NEWS
Les actualités
 d’ADHEOS

La lettre de Michaël François qui a porté plainte pour insulte homophobe.  
Voilà, c’est fait. À 36 ans, je viens de déposer ma première plainte pour insulte homophobe, comme la Loi nous l’y autorise tous depuis 2007. Non pas une plainte contre X, ou contre un groupe de « jeunes ». Non non, contre un collègue du Conseil communal de la ville de Bruxelles. Député bruxellois de surcroît. Un élu du Peuple qui pense que son « PD ! » restera sans suites. En 2014. À 36 ans, vous vous rendez compte ? Et vous savez quoi ? Ça fait mal.
 
On va me dire que « ce n’est pas si grave », « il a dit cela sous le coup de la colère », « ça lui a échappé »… Très bien. Je n’ai personnellement rien contre ce Monsieur. J’avoue même m’être dit cela aussi hier soir. Peut-être ne devrais-tu pas en faire tout un foin, Michael. Et c’est là que tout est devenu clair. Imaginer que je me censure consciemment, « parce qu’il n’y a pas mort d’homme » ou parce que « ça va me causer des ennuis », et bien cela m’a fait froid dans le dos. Notre société en est-elle arrivée là ? Et bien, pour moi, il ne faut rien laisser passer. Le combat se mène tous les jours, sur son lieu de travail, au sein de sa famille ou dans son cercle d’amis. Car un « PD ! » lancé comme cela, d’une manière insultante et dénigrante, est toujours synonyme d’une homophobie latente. Et cela m’interpelle d’autant plus qu’il s’agit ici d’un homme politique expérimenté.
 
Je ne vais pas m’attarder sur ce personnage. Je préfère profiter de son dérapage pour montrer comment le rejet de l’autre peut s’insinuer dans des commentaires ou des petites phrases de prime abord inoffensives. La peur de se faire traiter de « PD » si on prend son petit copain par la main en rue. La crainte de se faire tabasser en sortant d’un bar « d’anormaux ». Sous prétexte que le cadre législatif criminalise l’homophobie, on s’est autorisé, nous tous, un petit relâchement.
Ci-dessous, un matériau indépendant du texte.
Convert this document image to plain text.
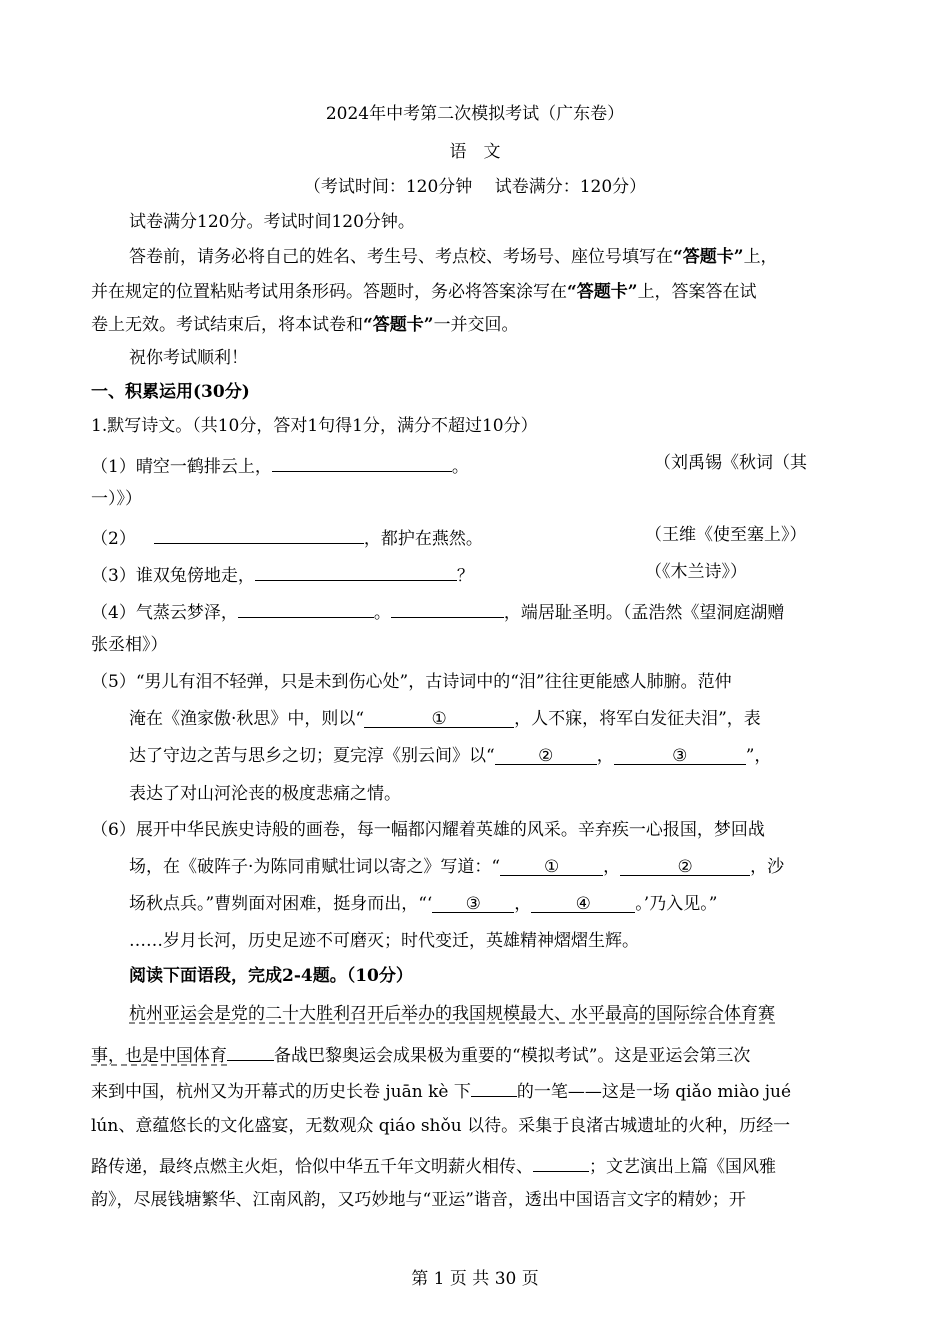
2024年中考第二次模拟考试（广东卷）
语　文
（考试时间：120分钟　 试卷满分：120分）
试卷满分120分。考试时间120分钟。
答卷前，请务必将自己的姓名、考生号、考点校、考场号、座位号填写在“答题卡”上，
并在规定的位置粘贴考试用条形码。答题时，务必将答案涂写在“答题卡”上，答案答在试
卷上无效。考试结束后，将本试卷和“答题卡”一并交回。
祝你考试顺利！
一、积累运用(30分)
1.默写诗文。（共10分，答对1句得1分，满分不超过10分）
（1）晴空一鹤排云上，	。	（刘禹锡《秋词（其
一）》）
（2）	，都护在燕然。	（王维《使至塞上》）
（3）谁双兔傍地走，	？	（《木兰诗》）
（4）气蒸云梦泽，	。	，端居耻圣明。（孟浩然《望洞庭湖赠
张丞相》）
（5）“男儿有泪不轻弹，只是未到伤心处”，古诗词中的“泪”往往更能感人肺腑。范仲
淹在《渔家傲·秋思》中，则以“	①	，人不寐，将军白发征夫泪”，表
达了守边之苦与思乡之切；夏完淳《别云间》以“	②	，	③	”，
表达了对山河沦丧的极度悲痛之情。
（6）展开中华民族史诗般的画卷，每一幅都闪耀着英雄的风采。辛弃疾一心报国，梦回战
场，在《破阵子·为陈同甫赋壮词以寄之》写道：“	①	，	②	，沙
场秋点兵。”曹刿面对困难，挺身而出，“‘ ③ ，	④	。’乃入见。”
……岁月长河，历史足迹不可磨灭；时代变迁，英雄精神熠熠生辉。
阅读下面语段，完成2-4题。（10分）
杭州亚运会是党的二十大胜利召开后举办的我国规模最大、水平最高的国际综合体育赛
事，也是中国体育	备战巴黎奥运会成果极为重要的“模拟考试”。这是亚运会第三次
来到中国，杭州又为开幕式的历史长卷 juān kè 下	的一笔——这是一场 qiǎo miào jué
lún、意蕴悠长的文化盛宴，无数观众 qiáo shǒu 以待。采集于良渚古城遗址的火种，历经一
路传递，最终点燃主火炬，恰似中华五千年文明薪火相传、	；文艺演出上篇《国风雅
韵》，尽展钱塘繁华、江南风韵，又巧妙地与“亚运”谐音，透出中国语言文字的精妙；开
第 1 页 共 30 页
Car, finalement, en Belgique « on n’est pas si mal ». Si on compare notre situation à celle des homosexuels ougandais, iraniens, serbes, en effet. Mais est-ce une excuse au renoncement ? Excuser l’inexcusable car « y’a pire ailleurs » ? NON. Car ils en profiteront, ces enfants de la « Manif pour Tous », pour dégueuler leurs arguments et faire rentrer dans la tête de certains leurs idées.
 
Je pense surtout aux jeunes filles et aux jeunes garçons qui se découvrent homosexuels. Certains d’entre eux préféreront en finir avec la vie plutôt que d’affronter une société où ils ne se reconnaissent pas. Et cela se passe bien chez nous. En 2014. Préférer en finir que d’entendre du « sale gouine », « petit PD » dans la cour de récré ou dans les gradins d’un stade de foot. D’entendre que lorsque tu ne fais pas de sport, tu dois sans doute être « une tapette ». De se faire foutre à la porte de chez soi parce que tes parents te rejettent et ont honte. Non, Monsieur Mampaka, vos propos ne sont pas anodins, ni ne doivent être excusés par une colère passagère. Ils peuvent faire autant de dégâts dans la tête de ces jeunes. Car vous, qui plus est, vous devriez être un exemple en tant qu’homme politique.
 
Et ne me dites pas que j’utilise cet incident pour ma carrière. Je ne suis pas un homme politique professionnel, moi. Au contraire de vous. Mon travail, celui qui paie mon loyer, il se fait justement dans une association qui se bat contre le VIH/Sida et l’homophobie. Et quand je prends la parole devant des jeunes pour leur dire qu’il ne faut jamais rien passer car on a très vite fait de remettre en question ce que l’on croit acquis, je ne peux pas, Monsieur Mampaka, rester moi-même sans réagir. Non pas à des fins politiques – comme vous l’insinuerez certainement – mais pour éviter que demain, par exemple, sous le coup de la colère, un individu ne vous traître de sale nègre. Car la parole homophobe, comme xénophobe ou sexiste ou anti-sémite, a tendance à s’assumer. Se décomplexe. Et c’est à ce moment-là que la vigilance de tous doit être de mise, en particulier des femmes et hommes politiques.
 
Je ne veux pas répondre aux journalistes. Je ne veux pas être un instrument. Je ne veux pas non plus rentrer dans votre schéma délirant, Monsieur Mmapaka. Je veux juste que l’on sache que rien n’est jamais définitivement acquis. JAMAIS.